"This hotel. The project Al Shockley called you about. The one he wanted you to drop."
"How do you know about that?" Jack barked. "Were you listening in? You-"
"No," she said. "I couldn't have listened in if I'd wanted to, and you'd know that if you were thinking straight. Danny and I were downstairs that night. The switchboard is shut down. Our phone upstairs was the only one in the hotel that was working, because it's patched directly into the outside line. You told me so yourself."
"Then how could you know what Al told me?"
"Danny told me. Danny knew. The same way he sometimes knows when things are misplaced, or when people are thinking about divorce."
"The doctor said-"
She shook her head impatiently. "The doctor was full of shit and we both know it. We've known it all the time. Remember when Danny said he wanted to see the firetrucks? That was no hunch. He was just a baby. He knows things. And now I'm afraid..." She looked at the bruises on Danny's neck.
"Did you really know Uncle Al had called me, Danny?"
Danny nodded. "He was really mad, Daddy. Because you called Mr. Ullman and Mr. Ullman called him. Uncle AI didn't want you to write anything about the hotel."
"Jesus," Jack said again. "The bruises, Danny. Who tried to strangle you?"
Danny's face went dark. "Her," he said. "The woman in that room. In 217. The dead lady." His lips began to tremble again, and he seized the teacup and drank.
Jack and Wendy exchanged a scared look over his bowed head.
"Do you know anything about this?" he asked her.
She shook her head. "Not about this, no."
"Danny?" He raised the boy's frightened face. "Try, son. We're right here."
"I knew it was bad here," Danny said in a low voice. "Ever since we were in Boulder. Because Tony gave me dreams about it."
"What dreams?"
"I can't remember everything. He showed me the Overlook at night, with a skull and crossbones on the front. And there was pounding. Something... I don't remember what... chasing after me. A monster. Tony showed me about redrum."
"What's that, doc?" Wendy asked.
He shook his head. "I don't know."
"Rum, like yo-ho-ho and a bottle of rum?" Jack asked.
Danny shook his head again. "I don't know. Then we got here, and Mr. Hallorann talked to me in his car. Because he has the shine, too."
"Shine?"
"It's..." Danny made a sweeping, all-encompassing gesture with his hands. "It's being able to understand things.

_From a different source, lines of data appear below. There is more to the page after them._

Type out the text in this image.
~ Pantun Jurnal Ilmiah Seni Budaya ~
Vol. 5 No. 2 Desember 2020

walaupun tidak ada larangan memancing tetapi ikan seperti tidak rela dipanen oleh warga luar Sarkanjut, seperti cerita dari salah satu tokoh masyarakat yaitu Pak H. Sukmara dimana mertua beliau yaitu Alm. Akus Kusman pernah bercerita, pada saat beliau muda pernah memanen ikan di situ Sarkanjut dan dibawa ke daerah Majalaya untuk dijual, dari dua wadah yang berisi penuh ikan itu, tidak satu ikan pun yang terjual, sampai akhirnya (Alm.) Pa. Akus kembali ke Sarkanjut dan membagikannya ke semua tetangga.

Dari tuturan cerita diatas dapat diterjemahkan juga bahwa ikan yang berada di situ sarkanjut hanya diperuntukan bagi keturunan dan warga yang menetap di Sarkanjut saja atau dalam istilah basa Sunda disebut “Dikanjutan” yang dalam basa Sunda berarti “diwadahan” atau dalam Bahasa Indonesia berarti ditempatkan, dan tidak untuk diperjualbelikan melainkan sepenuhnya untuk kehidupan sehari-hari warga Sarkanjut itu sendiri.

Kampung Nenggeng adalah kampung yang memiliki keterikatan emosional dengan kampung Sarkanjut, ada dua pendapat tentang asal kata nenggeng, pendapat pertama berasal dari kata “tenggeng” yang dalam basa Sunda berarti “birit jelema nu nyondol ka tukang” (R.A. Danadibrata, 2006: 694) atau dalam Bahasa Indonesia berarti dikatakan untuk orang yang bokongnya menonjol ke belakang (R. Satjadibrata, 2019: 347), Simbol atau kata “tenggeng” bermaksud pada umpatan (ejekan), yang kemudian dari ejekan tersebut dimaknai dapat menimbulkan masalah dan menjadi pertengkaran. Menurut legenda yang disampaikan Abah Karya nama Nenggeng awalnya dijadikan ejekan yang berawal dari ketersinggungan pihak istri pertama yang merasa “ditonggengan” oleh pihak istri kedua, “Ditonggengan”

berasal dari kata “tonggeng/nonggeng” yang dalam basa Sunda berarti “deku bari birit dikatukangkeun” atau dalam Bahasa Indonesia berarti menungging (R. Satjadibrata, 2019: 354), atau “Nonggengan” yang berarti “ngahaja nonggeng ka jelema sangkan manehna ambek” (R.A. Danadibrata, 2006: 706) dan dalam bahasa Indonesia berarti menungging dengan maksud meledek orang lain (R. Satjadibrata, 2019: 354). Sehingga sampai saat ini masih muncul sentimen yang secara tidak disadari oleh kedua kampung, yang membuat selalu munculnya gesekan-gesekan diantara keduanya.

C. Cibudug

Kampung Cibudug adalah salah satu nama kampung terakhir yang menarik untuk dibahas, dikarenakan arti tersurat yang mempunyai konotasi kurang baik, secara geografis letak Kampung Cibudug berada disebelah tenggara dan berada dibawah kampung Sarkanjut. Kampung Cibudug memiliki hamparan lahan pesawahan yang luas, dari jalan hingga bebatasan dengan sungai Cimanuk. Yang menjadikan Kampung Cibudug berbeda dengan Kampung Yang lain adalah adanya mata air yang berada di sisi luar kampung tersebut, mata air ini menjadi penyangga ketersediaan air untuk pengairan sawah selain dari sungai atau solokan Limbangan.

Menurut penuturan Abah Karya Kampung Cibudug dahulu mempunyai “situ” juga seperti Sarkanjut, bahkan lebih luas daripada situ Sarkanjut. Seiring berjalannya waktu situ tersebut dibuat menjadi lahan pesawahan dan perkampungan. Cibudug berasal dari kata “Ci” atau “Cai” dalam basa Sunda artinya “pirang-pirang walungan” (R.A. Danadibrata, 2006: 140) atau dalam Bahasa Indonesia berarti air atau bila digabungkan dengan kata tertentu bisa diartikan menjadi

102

To know things. Sometimes you see things. Like me knowing Uncle Al called. And Mr. Hallorann knowing you call me doc. Mr. Hallorann, he was peeling potatoes in the Army when he knew his brother got killed in a train crash. And when he called home it was true."
"Holy God," Jack whispered. "You're not making this up, are you, Dan?"
Danny shook his head violently. "No, I swear to God." Then, with a touch of pride he added: "Mr. Hallorann said I had the best shine of anyone he ever met. We could talk back and forth to each other without hardly opening our mouths."
His parents looked at each other again, frankly stunned.
"Mr. Hallorann got me alone because he was worried," Danny went on. "He said this was a bad place for people who shine. He said he'd seen things. I saw something, too; Right after I talked to him. When Mr. Ullman was taking us around."
"What was it?" Jack asked.
"In the Presidential Sweet. On the wall by the door going into the bedroom. A whole lot of blood and some other stuff. Gushy stuff. I think... that the gushy stuff must have been brains."
"Oh my God," Jack said.
Wendy was now very pale, her lips nearly gray.
"This place," Jack said. "Some pretty bad types owned it awhile back. Organization people from Las Vegas."
"Crooks?" Danny asked.
"Yeah, crooks." He looked at Wendy. "In 1966 a big-time hood named Vito Gienelli got killed up there, along with his two bodyguards. There was a picture in the newspaper. Danny just described the picture."
"Mr. Hallorann said he saw some other stuff," Danny told them. "Once about the playground. And once it was something bad in that room. 217. A maid saw it and lost her job because she talked about it. So Mr. Hallorann went up and he saw it too. But he didn't talk about it because he didn't want to lose his job. Except he told me never to go in there. But I did. Because I believed him when he said the things you saw here couldn't hurt you." This last was nearly whispered in a low, husky voice, and Danny touched the puffed circle of bruises on his neck.
"What about the playground?" Jack asked in a strange, casual voice.
"I don't know. The playground, he said. And the hedge animals."
Jack jumped a little, and Wendy looked at him curiously.
"Have you seen anything down there, Jack?"
"No," he said. "Nothing."
Danny was looking at him.
"Nothing," he said again, more calmly. And that was true. He had been the victim of an hallucination. And that was all.